Multicast... Wireless... Why?!

Set up a multicast server yesterday (on my newly acquired DL380 G2, thanks Mark :)) relaying a simple 2 channel audio stream from the Internet edge to the LAN.

The problem arises with the wireless access points - the stream is skippy and rubbish when using the wireless connection - and the access points are going absolutely nuts.

Trying to troubleshoot the connection, I've made sure the server isn't sending out a rediculous amount of data. It's not, it's sitting around 0.2mb/s with no regular spikes in traffic. MTU should be regular ethernet. Checking connection usage on the wireless client (receiving workstation), it's also sitting around 0.2mbps, so that makes sense, it's receiving what the server is giving out.
But the access point is still going absolutely nuts, and in some cases traffic through the wireless connection slows to a crawl.

First thing I can think of is that the packet rate is way high, meaning that overhead associated with each packet is saturating the link, but this would show on a capture, and also show as network utilization.

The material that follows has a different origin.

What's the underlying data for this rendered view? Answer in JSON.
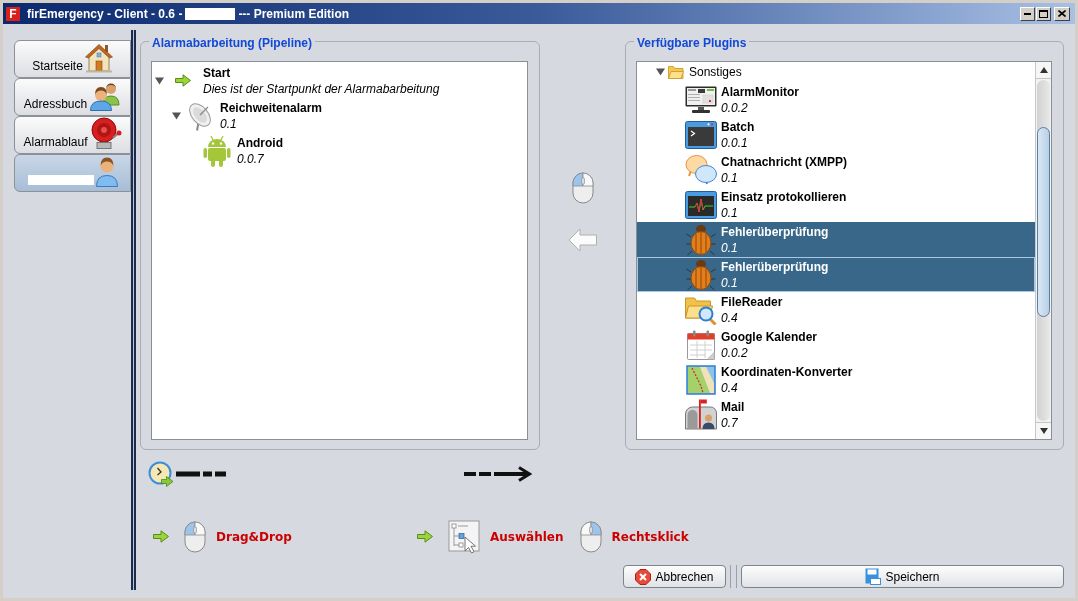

Next thing is that maybe it's not to do with the IP layer, but the wireless transport - i.e. beacons or some such thing. This would explain how we can saturate the wireless link but not have it show up on the network utilization monitor. But why?

This doesn't happen with unicast streaming, which I have successfully cast over 7mbps MPEG2 video over wireless LAN using HTTP, which would create a wide range of packet sizes and retransmissions, surely enough to test for a 128k MP3 stream. So it most likely is multicast causing the problem...
Is the MTU set too high causing fragmentation?

Is it a propagation process that I don't know is happening? There's two wireless points on the network, could it be that? The server is using LAN teaming, but the older server I tried this on did not have that so that can be ruled out?

1 comments:

Matt said...

Figured out I was being retarded and using broadcast WTF.